The Mayor of Henderson, Kentucky, is said to have gone over to the rebels and taken service in their army. His property has been seized, and a new election ordered. All the members of the City Council were arrested for refusing to take the oath of allegiance, but they were subsequently released upon resigning, and giving bonds in five thousand dollars each not to aid or countenance the rebels.

GENERAL ROSECRANS IN THE FIELD.

Front St. Louis it is stated that General Rosecrans, with 30,000 or 40,000 men, started from Corinth on Wednesday toward the southwest, with a prospect of having a brush with the rebels under Price at Tupelo, Mississippi, on the Mobile and Ohio Railroad. Corinth is still strongly protected.

THE "NIAGARA" TO BE RAZEED.

It has been at last determined to razee and cover with iron the war steamer Niagara.

GENERAL CORCORAN AT HOME.

General Corcoran arrived in this city on 23d, and met with a most enthusiastic reception. The streets were crowded with spectators, and it was asserted by many that the assemblage greatly outnumbered the crowd that was gathered together on the celebration of the Atlantic cable or at the reception of the Prince of Wales.

General Corcoran has declined formally to receive the proffered banquet of the Common Council of New York, and, for the present at least, an invitation to visit Boston.

THE RHODE ISLAND LEGISLATURE.

Governor Sprague has called an extra session of the Rhode Island Legislature, to convene on August 20. The reasons are thus assigned in the preamble of his proclamation: Whereas, the large bounties given by the several citizens and towns in this state for volunteers, for the purpose of avoiding a draft, is producing dissatisfaction among the troops now in the field; and whereas, this system of overbidding by each town, in its haste to relieve itself from a draft, is a most pernicious one, and is creating a large debt which is equally divided among the people of the State, when the cause for which it is incurred is that of all its citizens, for the preservation of their common country; and whereas, an undue haste has also been manifested by some of our people to render themselves exempt under the law from doing military duty.

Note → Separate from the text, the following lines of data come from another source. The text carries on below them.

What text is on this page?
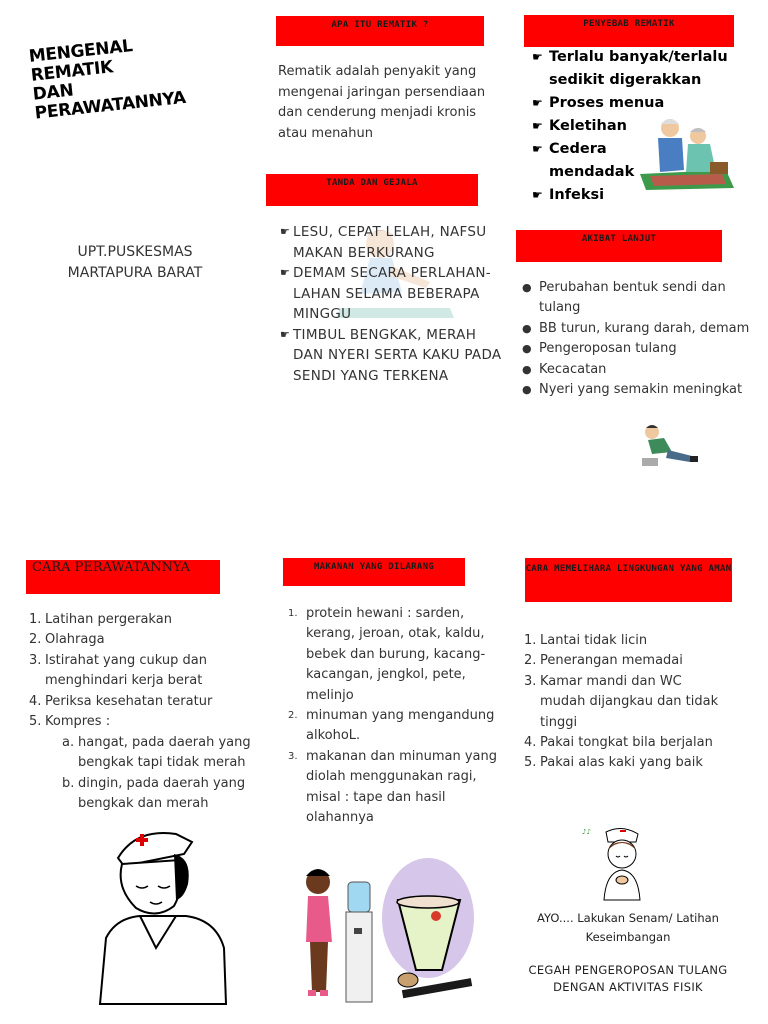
MENGENAL REMATIK
DAN PERAWATANNYA
UPT.PUSKESMAS
MARTAPURA BARAT
APA ITU REMATIK ?
Rematik adalah penyakit yang mengenai jaringan persendiaan dan cenderung menjadi kronis atau menahun
TANDA DAN GEJALA
☛ LESU, CEPAT LELAH, NAFSU MAKAN BERKURANG
☛ DEMAM SECARA PERLAHAN-LAHAN SELAMA BEBERAPA MINGGU
☛ TIMBUL BENGKAK, MERAH DAN NYERI SERTA KAKU PADA SENDI YANG TERKENA
PENYEBAB REMATIK
☛ Terlalu banyak/terlalu sedikit digerakkan
☛ Proses menua
☛ Keletihan
☛ Cedera mendadak
☛ Infeksi
AKIBAT LANJUT
● Perubahan bentuk sendi dan tulang
● BB turun, kurang darah, demam
● Pengeroposan tulang
● Kecacatan
● Nyeri yang semakin meningkat
CARA PERAWATANNYA
1. Latihan pergerakan
2. Olahraga
3. Istirahat yang cukup dan menghindari kerja berat
4. Periksa kesehatan teratur
5. Kompres :
a. hangat, pada daerah yang bengkak tapi tidak merah
b. dingin, pada daerah yang bengkak dan merah
MAKANAN YANG DILARANG
1. protein hewani : sarden, kerang, jeroan, otak, kaldu, bebek dan burung, kacang-kacangan, jengkol, pete, melinjo
2. minuman yang mengandung alkohoL.
3. makanan dan minuman yang diolah menggunakan ragi, misal : tape dan hasil olahannya
CARA MEMELIHARA LINGKUNGAN YANG AMAN
1. Lantai tidak licin
2. Penerangan memadai
3. Kamar mandi dan WC mudah dijangkau dan tidak tinggi
4. Pakai tongkat bila berjalan
5. Pakai alas kaki yang baik
♪♪
AYO.... Lakukan Senam/ Latihan Keseimbangan
CEGAH PENGEROPOSAN TULANG DENGAN AKTIVITAS FISIK
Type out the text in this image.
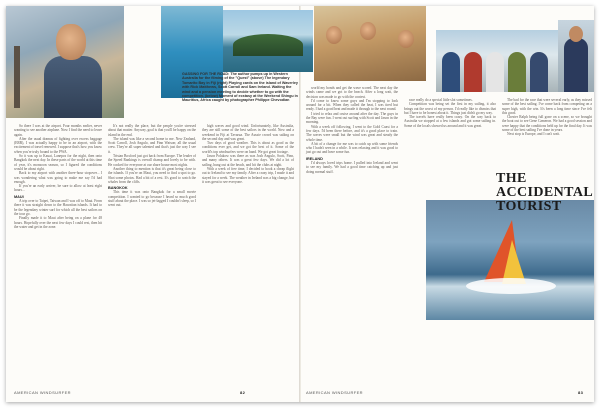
GASSING FOR THE ROAD: The author pumps up in Western Australia for the filming of the "Quest" (above) The legendary Tomarito Bay in Fiji (right) Playing cards on the island of Waverley with Rick Matthews, Scott Carroll and Sam Ireland. Waiting the wind and a pension meeting to decide whether to go with the competition. (below) Moment of ecstasy at the Weekend Shingu in Mauritius, Africa caught by photographer Philippe Chevodian
THE ACCIDENTAL
TOURIST

So there I was at the airport. Four months earlier, never wanting to see another airplane. Now I find the need to leave again.

After the usual dramas of fighting over excess baggage (ERR), I was actually happy to be in an airport, with the excitement of travel renewed. I suppose that's how you know when you're truly bound to the PWA.

So it was up to Kauai, Lanepos for the night, then onto Bangkok the next day. In these parts of the world at this time of year, it's monsoon season, so I figured the conditions would be about right.

Back to my airport with another three-hour stopover... I was wondering what was going to make me say I'd had enough.

If you're an early arriver, be sure to allow at least eight hours...

MAUI

A trip over to Taipei, Taiwan and I was off to Maui. From there it was straight down to the Hawaiian islands. It had to be the legendary winter surf for which all the best sailors on the tour go.

Finally made it to Maui after being on a plane for 48 hours. Hopefully over the next few days I could rest, then hit the water and get in the zone.

It's not really the place, but the people you're stressed about that matter. Anyway, goal is that you'll be happy on the island in the end.

The island was like a second home to me. New Zealand, Scott Carroll, Josh Angulo, and Finn Watson; all the usual crew. They're all super talented and that's just the way I see it.

Tristan Boxford just got back from Europe. The leader of the Speed Rankings is overall champ and lovely to be with. He cooked for everyone at our share house most nights.

Another thing to mention is that it's great being close to the islands. If you're on Maui, you need to find a spot to go. Shot some photos. Had a bit of a rest. It's good to watch the whales from the cliffs.

BANGKOK

This time it was onto Bangkok for a small movie competition. I wanted to go because I heard so much good stuff about the place. I was so jet-lagged I couldn't sleep, so I went out.

high waves and good wind. Unfortunately, like Australia, they are still some of the best sailors in the world. Now and a weekend in Fiji at Tavarua. The Aussie crowd was sailing on the second day and was great.

Two days of good weather. This is about as good as the conditions ever get, and we got the best of it. Some of the world's top windsurfers were on hand. We got great footage.

Jason Polakow was there as was Josh Angulo, Scott, Finn, and many others. It was a great few days. We did a lot of sailing, hung out at the beach, and hit the clubs at night.

With a week of free time, I decided to book a cheap flight out to Ireland to see my family. After a crazy trip, I made it and stayed for a week. The weather in Ireland was a big change, but it was great to see everyone.

world my bonds and get the wave scored. The next day the winds came and we got to the beach. After a long wait, the decision was made to go with the contest.

I'd come to know some guys and I'm stopping to look around for a bit. When they called the heat, I was tired but ready. I had a good heat and made it through to the next round.

I tried to relax and cruise around after the day. The guys in the Bay were fun. I went out surfing with Scott and Jason in the morning.

With a week off following, I went to the Gold Coast for a few days. I'd been there before, and it's a good place to train. The waves were small but the wind was great and steady the whole time.

A bit of a change for me was to catch up with some friends who I hadn't seen in a while. It was relaxing and it was good to just go out and have some fun.

IRELAND

I'd always loved trips home. I pulled into Ireland and went to see my family. We had a good time catching up and just doing normal stuff.

race really do a special little slot sometimes.

Competition was being set the first in my sailing, it also brings out the worst of my person. I'd really like to dismiss that but I have to be honest about it. Things just didn't go my way.

The travels have really been crazy. On the way back to Australia we stopped at a few islands and got some sailing in. Some of the locals showed us around and it was great.

The bad for the race that were several early, as they missed some of the best sailing. I've come back from competing on a super high, with the win. It's been a long time since I've felt this good.

Chester Ralph being full gone on a scene, so we brought the boat out to see Gene Cameron. We had a good session and were happy that the conditions held up for the final day. It was some of the best sailing I've done in years.

Next stop is Europe, and I can't wait.

AMERICAN WINDSURFER	82	AMERICAN WINDSURFER	83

INDIAN MASSACRE OF WHITES.

A dispatch from St. Paul, Minnesota, states that the Indians in Meeker County, in that State, have attacked the whites in the town of Acton, and killed several persons, including men, women, and children. Several persons are also reported to have been massacred at the Lower Agency. The cause alleged is exasperation at the non-reception of the money due them from the Government.

CITIZENS OF NEW ORLEANS DISARMED.

An important military order has been issued in New Orleans, by which all the inhabitants of that city have been deprived of their private arms, for the reason that at the battle of Baton Rouge it was discovered that numbers of the inhabitants of the latter city had been found among the slain on the battle-field. They had joined the rebel ranks.

ARREST FOR TREASON.

Charles Ingersoll has been arrested for treasonable or discouraging remarks, made at the Democratic meeting in Philadelphia on Saturday last. Mr. Ingersoll, in his speech, denounced President Lincoln and the Government in pretty strong terms, and accused them of disregarding the Constitution, and of being the most corrupt of any in the world. He also stated that our debt was heavier than that of any other nation, and one that had the least prospect of ever being paid.

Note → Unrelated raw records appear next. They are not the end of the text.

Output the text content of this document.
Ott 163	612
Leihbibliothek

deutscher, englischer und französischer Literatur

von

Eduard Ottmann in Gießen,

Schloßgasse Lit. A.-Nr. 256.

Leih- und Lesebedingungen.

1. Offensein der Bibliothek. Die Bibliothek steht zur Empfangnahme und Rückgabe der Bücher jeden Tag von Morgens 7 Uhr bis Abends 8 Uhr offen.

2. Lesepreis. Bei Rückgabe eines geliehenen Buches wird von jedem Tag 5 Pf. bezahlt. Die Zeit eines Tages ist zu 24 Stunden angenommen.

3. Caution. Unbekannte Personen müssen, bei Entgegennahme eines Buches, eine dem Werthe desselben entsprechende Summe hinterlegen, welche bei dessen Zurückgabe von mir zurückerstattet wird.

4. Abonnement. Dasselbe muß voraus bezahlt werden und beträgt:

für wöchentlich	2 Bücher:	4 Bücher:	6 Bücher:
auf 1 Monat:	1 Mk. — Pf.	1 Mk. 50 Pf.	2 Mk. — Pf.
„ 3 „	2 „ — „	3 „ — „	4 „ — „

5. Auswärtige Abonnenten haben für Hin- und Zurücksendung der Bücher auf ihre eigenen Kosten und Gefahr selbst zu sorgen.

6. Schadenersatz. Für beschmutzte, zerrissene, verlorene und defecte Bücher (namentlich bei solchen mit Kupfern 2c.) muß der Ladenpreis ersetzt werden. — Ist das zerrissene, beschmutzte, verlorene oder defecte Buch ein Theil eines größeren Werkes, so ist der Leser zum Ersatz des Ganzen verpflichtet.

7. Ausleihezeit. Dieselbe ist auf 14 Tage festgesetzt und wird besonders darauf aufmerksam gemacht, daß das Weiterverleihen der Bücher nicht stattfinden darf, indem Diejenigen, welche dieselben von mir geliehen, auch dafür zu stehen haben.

FOREIGNERS NOT TO BE DRAFTED.

Secretary Seward has written a letter to the British Charge d'Affairs to the effect that foreigners who have not taken out their full papers are not subject to draft.

FOREIGN NEWS.
ENGLAND.

THE "TUSCARORA" SENT TO SEA.

THE Tuscarora, which put into Queenstown lately in the prosecution of her task of watching pirates, has been ordered off by the British officials.

RUSSIA.

THE SENTIMENT OF THE EMPEROR.

The St. Petersburg Journal asserts that the Russian Cabinet desires to sec the present conflict ended by prudent and honorable compromise, but does not wish to see the country divided.